Sunday, 29 May 2016
Last updated 1 day ago
Apr 5 2011 | 11:25am ET
JPMorgan Chase is looking to settle a regulatory investigation that parallels the Securities and Exchange Commission's case against Goldman Sachs last year.
As with the Goldman case, the SEC's probe of JPMorgan deals with its structuring and marketing of collateralized debt obligations. And as with the Goldman case, that structuring and marketing was allegedly done on behalf of a hedge fund, Goldman for Paulson & Co., JPMorgan for Magnetar Capital.
But unlike in the Goldman case, which was settled for $550 million only after the SEC filed a lawsuit, JPMorgan would apparently like to put the matter to bed before any formal allegations are made.
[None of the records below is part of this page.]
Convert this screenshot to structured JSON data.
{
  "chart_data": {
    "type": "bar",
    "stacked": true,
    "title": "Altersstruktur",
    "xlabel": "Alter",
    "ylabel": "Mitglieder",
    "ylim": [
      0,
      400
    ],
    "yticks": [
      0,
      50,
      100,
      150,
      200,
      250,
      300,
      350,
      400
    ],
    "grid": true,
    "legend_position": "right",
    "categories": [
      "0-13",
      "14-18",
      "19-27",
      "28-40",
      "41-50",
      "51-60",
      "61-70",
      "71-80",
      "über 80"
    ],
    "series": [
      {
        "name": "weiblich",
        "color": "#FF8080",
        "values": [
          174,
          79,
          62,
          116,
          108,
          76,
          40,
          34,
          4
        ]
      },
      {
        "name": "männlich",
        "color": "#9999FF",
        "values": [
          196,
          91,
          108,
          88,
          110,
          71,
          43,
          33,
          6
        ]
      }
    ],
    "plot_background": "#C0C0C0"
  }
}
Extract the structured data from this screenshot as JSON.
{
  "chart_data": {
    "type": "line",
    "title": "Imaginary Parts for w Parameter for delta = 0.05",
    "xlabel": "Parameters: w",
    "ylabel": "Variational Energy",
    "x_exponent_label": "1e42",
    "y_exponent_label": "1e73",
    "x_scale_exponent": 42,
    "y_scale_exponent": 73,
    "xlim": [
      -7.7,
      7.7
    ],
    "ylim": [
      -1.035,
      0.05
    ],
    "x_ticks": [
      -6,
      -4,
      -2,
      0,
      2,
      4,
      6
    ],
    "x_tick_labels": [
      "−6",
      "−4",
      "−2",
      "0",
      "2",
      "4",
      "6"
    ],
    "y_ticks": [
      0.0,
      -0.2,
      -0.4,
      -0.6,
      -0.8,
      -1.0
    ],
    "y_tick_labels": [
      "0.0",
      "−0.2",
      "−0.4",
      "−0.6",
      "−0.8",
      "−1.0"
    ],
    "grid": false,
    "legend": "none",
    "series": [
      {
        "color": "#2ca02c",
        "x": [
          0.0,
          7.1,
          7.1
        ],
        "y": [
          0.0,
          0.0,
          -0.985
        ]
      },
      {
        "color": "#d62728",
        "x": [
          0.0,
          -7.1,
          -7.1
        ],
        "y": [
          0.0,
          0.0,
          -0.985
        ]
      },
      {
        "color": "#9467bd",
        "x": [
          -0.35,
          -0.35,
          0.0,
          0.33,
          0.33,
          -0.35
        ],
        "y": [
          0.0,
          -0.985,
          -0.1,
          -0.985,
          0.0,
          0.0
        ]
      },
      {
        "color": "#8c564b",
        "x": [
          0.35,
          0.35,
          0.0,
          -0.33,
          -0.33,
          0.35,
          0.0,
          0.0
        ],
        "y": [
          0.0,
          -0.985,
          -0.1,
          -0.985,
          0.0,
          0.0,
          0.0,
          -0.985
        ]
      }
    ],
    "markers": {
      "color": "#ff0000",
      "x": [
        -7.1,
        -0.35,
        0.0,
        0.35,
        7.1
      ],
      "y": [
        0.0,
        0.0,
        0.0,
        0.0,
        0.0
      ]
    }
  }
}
The bank is in settlement talks that could produce a deal within weeks, the Financial Times reports.
What such a deal would look like is unclear; the SEC has been inquiring as to whether JPMorgan misled investors in a $1.1 billion CDO called "Squared." Magnetar plays the role of Paulson, with the regulator believing that the hedge fund had a hand in picking the mortgage-backed securities that went into the CDO without JPMorgan telling investors about it.
Magnetar has denied it played a decisive role in building the CDO, on which JPMorgan would lose some $880 million. Nor has the hedge fund been accused of any wrongoing.
Separately, the SEC this week warned Wachovia Corp., which was acquired two years about by Wells Fargo & Co., that it will likely face civil charges stemming from its own sale of CDOs. Unlike the Goldman and JPMorgan cases, however, hedge funds do not appear involved; the regulator instead believes that Wachovia overpriced the securities.